Huck: "Aren’t I Great for Not Playing this Ad?"
Dana Milbank writes about New Year’s Eve on the campaign trail in Iowa in the Washington Post. Here he zeroes in on the GOP front runner.
“Huckabee was the lone candidate to defy his image; the GOP populist who rails against the country-club set scheduled his early-evening party at, uh, a members-only country club. His supporters were greeted by a “Huckabee 2008” ice sculpture, polished serving trays, and a bar stocked with Absolut, Stolichnaya and Tanqueray.
If the image wasn’t quite right for the populist, it was not Huckabee’s worst event of the day. That distinction went to his lunchtime news conference, at which he drew disbelieving laughter when he simultaneously displayed and disavowed his new attack ad. “You’re not going to get a copy of it, so this is your change to see it, then after that, uh, you’ll never see it again,” Huckabee teased.
“Why are there still five easels up with the attacks?” challenged the Politico’s Jonathan Martin. ABC News’s Jake Tapper asked whether it might be “too late” to take the high road after Huckabee had compared Romney to “Seinfeld’s” George Costanza.
Reporters began to ask each other whether this was Huckabee’s “Howard Dean moment.” And things didn’t improve when he invited them to watch him get a haircut. Three dozen journalists, among them The Post’s Libby Copeland, squeezed in to witness the shave, facial massage and haircut, performed by a barber wearing a microphone.

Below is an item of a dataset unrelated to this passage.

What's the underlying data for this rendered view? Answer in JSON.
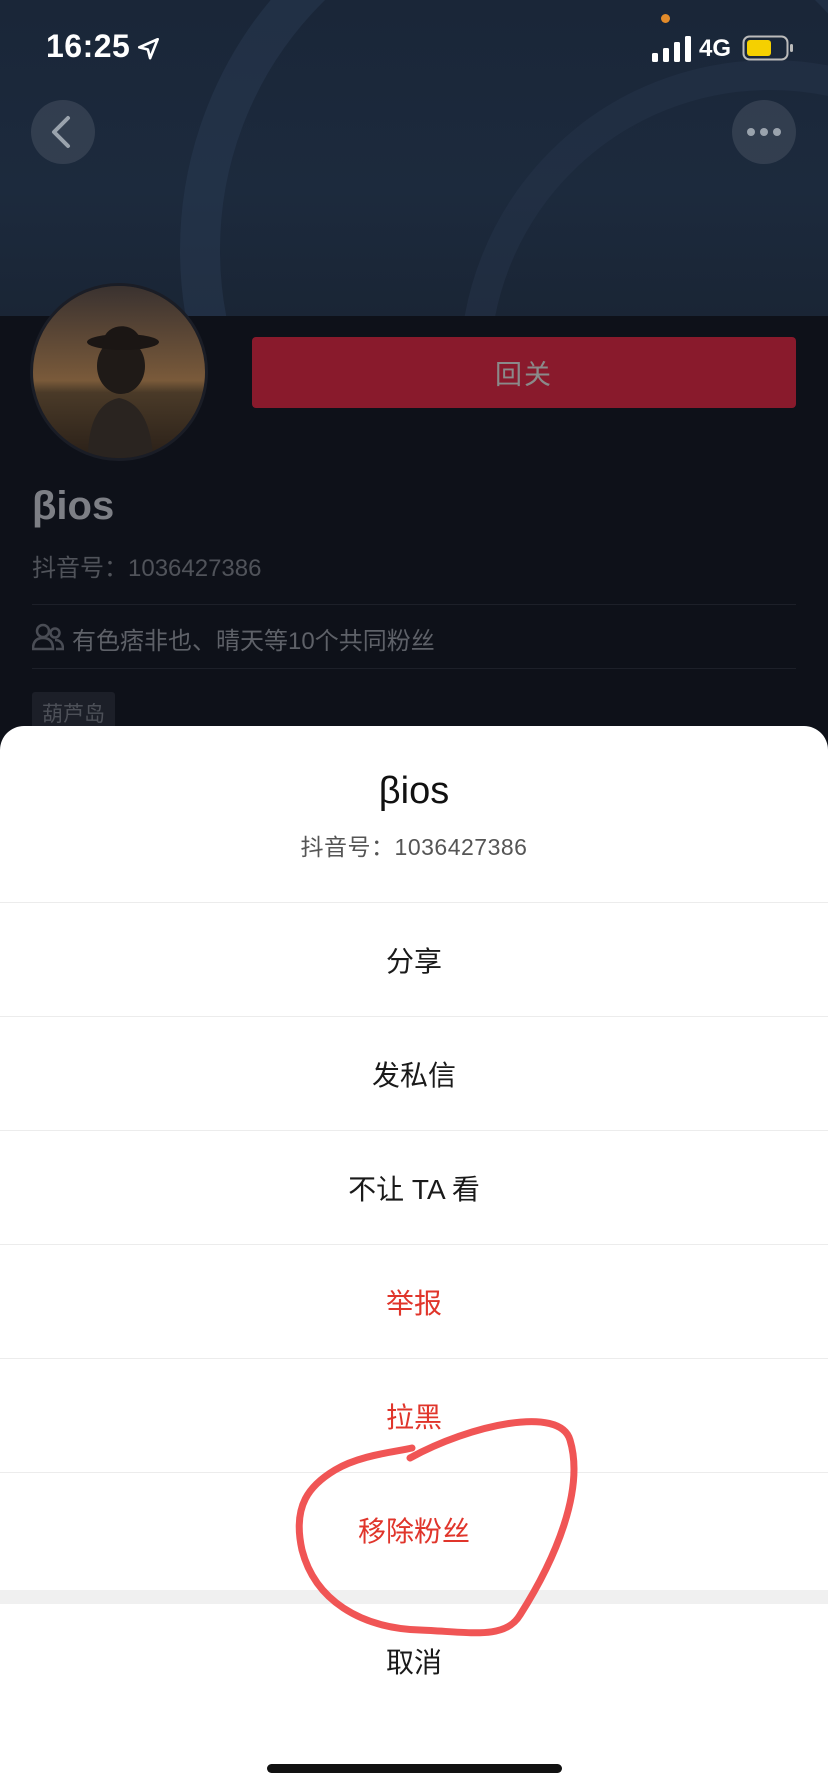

Amid the grooming, Huckabee continued to field questions about the attack ad. “You should’ve seen the ad I wanted him to run,” the barber interjected.
By the time the well-shaved but roughed-up Huckabee arrived at his New Year’s Eve party, he had become a man of modest goals. “Tonight, when I put my head on the pillow in 2007,” he joked, “I plan not to wake up until 2008.” The way things are going out here, even that wasn’t guaranteed.”